Data mining and knowledge discovery (DMKD) is a rapidly expanding field in computer science. It has become very important because of an increased demand for methodologies and tools that can help the analysis and understanding of huge amounts of data generated on a daily basis by institutions like hospitals, research laboratories, banks, insurance companies, and retail stores and by Internet users. This explosion is a result of the growing use of electronic media. But what is data mining (DM)? A Web search using the Google search engine retrieves many (really many) definitions of data mining. We include here a few interesting ones.
One of the simpler definitions is: “As the term suggests, data mining is the analysis of data to establish relationships and identify patterns”. It focuses on identifying relations in data. Our next example is more elaborate: An information extraction activity whose goal is to discover hidden facts contained in databases.
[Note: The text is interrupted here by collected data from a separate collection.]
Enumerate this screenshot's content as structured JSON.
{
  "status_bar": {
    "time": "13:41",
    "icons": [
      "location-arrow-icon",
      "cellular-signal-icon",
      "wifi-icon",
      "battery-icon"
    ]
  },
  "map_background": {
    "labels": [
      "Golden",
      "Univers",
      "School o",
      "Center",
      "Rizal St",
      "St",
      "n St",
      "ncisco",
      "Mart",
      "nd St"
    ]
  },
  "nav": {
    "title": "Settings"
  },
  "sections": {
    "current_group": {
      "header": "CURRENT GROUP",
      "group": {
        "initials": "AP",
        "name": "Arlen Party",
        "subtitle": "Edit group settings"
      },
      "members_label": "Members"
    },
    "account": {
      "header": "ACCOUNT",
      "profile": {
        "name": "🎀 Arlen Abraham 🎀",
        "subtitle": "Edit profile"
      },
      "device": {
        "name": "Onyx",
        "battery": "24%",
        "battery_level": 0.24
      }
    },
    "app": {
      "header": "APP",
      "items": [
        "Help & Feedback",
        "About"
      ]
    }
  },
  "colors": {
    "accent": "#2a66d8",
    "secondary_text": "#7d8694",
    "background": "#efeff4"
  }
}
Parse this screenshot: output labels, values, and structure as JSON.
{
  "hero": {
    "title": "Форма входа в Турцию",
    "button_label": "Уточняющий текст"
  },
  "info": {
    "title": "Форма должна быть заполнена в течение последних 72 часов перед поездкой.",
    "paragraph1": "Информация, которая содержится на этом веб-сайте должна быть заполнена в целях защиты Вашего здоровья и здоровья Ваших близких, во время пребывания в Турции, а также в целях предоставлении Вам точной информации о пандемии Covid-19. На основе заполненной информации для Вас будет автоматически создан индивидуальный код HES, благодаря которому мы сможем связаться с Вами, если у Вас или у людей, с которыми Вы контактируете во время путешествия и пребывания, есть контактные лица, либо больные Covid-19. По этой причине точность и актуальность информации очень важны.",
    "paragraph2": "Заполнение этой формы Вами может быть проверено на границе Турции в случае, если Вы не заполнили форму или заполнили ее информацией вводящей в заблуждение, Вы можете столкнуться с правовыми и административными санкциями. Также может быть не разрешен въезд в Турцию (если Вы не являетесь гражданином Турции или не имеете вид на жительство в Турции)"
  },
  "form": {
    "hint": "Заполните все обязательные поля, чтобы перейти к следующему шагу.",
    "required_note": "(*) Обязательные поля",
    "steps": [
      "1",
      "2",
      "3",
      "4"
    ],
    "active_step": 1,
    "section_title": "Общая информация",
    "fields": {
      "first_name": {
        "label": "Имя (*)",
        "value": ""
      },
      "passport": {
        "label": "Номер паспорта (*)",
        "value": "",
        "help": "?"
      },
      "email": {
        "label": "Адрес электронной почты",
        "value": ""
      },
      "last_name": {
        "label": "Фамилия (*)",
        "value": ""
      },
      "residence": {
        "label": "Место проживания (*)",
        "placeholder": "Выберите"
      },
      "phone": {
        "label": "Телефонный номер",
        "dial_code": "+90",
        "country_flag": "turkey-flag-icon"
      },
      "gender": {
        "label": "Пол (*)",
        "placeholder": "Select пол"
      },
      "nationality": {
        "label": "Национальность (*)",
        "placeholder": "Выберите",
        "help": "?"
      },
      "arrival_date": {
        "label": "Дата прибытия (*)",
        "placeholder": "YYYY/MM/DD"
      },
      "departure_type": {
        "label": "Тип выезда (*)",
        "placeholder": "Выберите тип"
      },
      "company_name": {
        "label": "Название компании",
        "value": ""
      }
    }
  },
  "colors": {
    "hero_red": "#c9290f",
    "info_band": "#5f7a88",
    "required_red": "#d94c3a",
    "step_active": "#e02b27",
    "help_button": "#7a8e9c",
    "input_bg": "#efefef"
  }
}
Using a combination of machine learning, statistical analysis, modeling techniques and database technology, data mining finds patterns and subtle relationships in data and infers rules that allow the prediction of future results. Typical applications include market segmentation, customer profiling, fraud detection, evaluation of retail promotions, and credit risk analysis.
This one suggests that data mining tries to find useful “information” from data that can help predict the future. These definitions do not explicitly emphasize a large volume of data, an issue in the next definition: “The process of analyzing large amounts of data in order to extract new kinds of useful information (such as implicit relationships between different pieces of information)”.